I have not been in touch with Theo Boiten – in truth I had struggled to find any up to date online presence for him, so thanks for the link to
The Aviation Forum. I have however been in touch with Soren Flensted, of the Airwar over Denmark website ( who actually very kindly, and unbidden, provided me with copies he had of the Luftwaffe ‘kill’ reports from the night in question. From this it seems that several other Stirlings and other, unidentified, aircraft were brought down around the same time, although I now need to cross-reference these with the known Stirling losses to eliminate those from my search. Finding the location of the flak battery appears to be a key piece of information. As you suggest, I will try to find a German site that may have this information.

My question about flight time etc was really to get another opinion on my own research in this area. From research, I have a good idea of the flight corridors used and the airspeed of the Stirling is quite well documented, so an approximate calculation, taking in account air speed, laden weight, height, etc put them over the target area by about 23.00. Even allowing for the low cloud over the area at the time (yes – I did check!) I was surprised to find them still over target at midnight. However, unforeseen events may have delayed them or pushed them off course. My interest in this area is to determine, in all probability, whether the aircraft was still stuffed to the gunwales with mines or whether it was on its way home when it came down. If it was the former then it is most likely it exploded either in the air, or on impact with the water. If it was the latter, then, on the balance of probability, it was most likely intact (almost) when it crashed. Just to be complete, I have also done some research into tidal flow in the western Baltic to see if it is possible to locate a likely crash site area, given the location of F/Sgt Monk’s body and the length of time it took for him to come ashore. This whole area of the Baltic is particularly busy now with shipping, dredging, and building work and there is always the possibility that some aircraft remains may yet be discovered.
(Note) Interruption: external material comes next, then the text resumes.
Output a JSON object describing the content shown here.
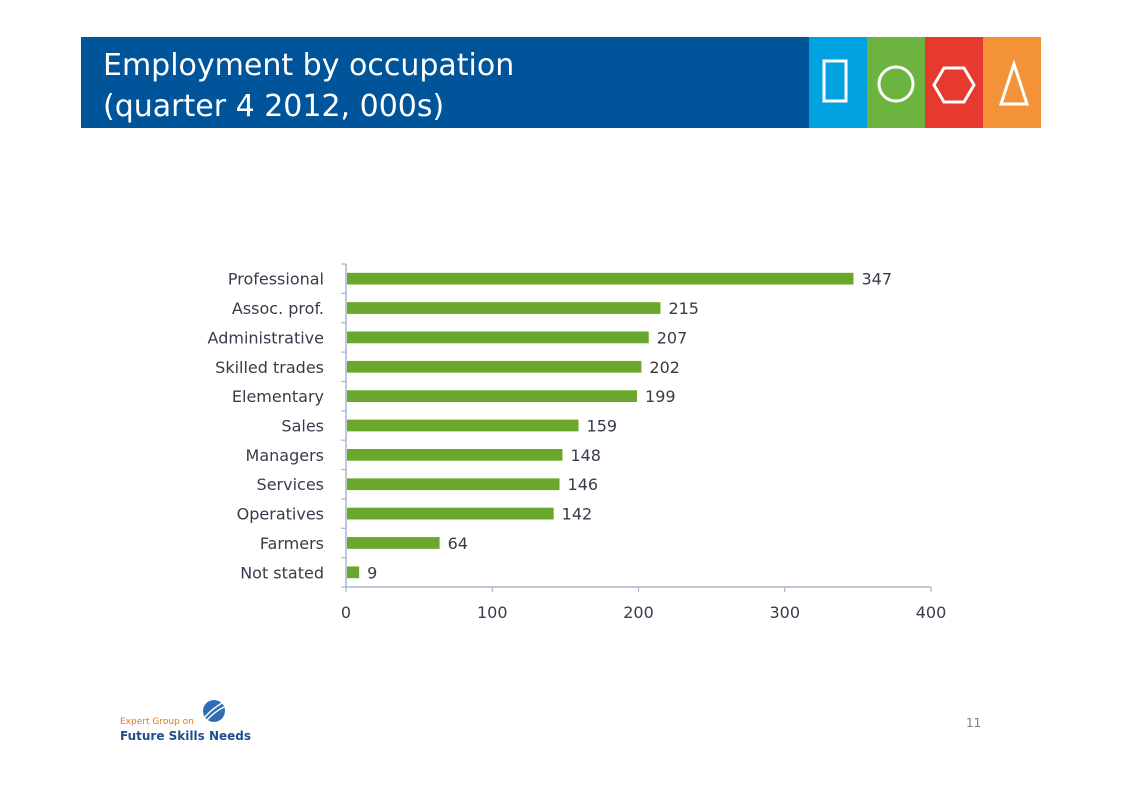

In light of this I have registered with the JCCC and CWGC as Basil’s next of kin, and so will be informed should anything be discovered in the future.

My father, and before him his parents, spent their whole lives trying to find out what happened to Basil. There is no doubt he was killed in action – although my grandmother refused to believe it until the day she died. The letter they received the day following the mission from S/Ldr J H Giles states that “Other crews who were operating in the same area have stated that they had not seen any incident which could be linked with their loss ……. and that there is every chance of them reaching safety.” Sadly this was not the case, but if there is any chance of finding the final resting place of these brave men I would like to know that I had done everything possible.


Re: Short Stirling BF346 lost 28/29 April 1943

Posted: Fri Aug 17, 2018 7:20 pm
by jamesinnewcastle
Hi Lyn

It sounds like you are doing a pretty competant job of research! Let us know how you get on.

My Granmother lost her oldest boy on his way back from his first mission in a Halifax - the only aircraft in the flight to be lost. She too pined to know where his body was - she said that she couldn't grieve properly. A poster on here also had a story of information arriving too late to let a mother know the truth of her sons death, sadly by just a few weeks.

I've sent you PM with some small information that might help.

Good Luck

Re: Short Stirling BF346 lost 28/29 April 1943

Posted: Sat Aug 18, 2018 10:28 pm
by Lyn
Hi James,

Thanks for the pm and your earlier suggestions. I will definitely follow up, particularly the ‘trail of breadcrumbs’. I’ll post again if I get any leads.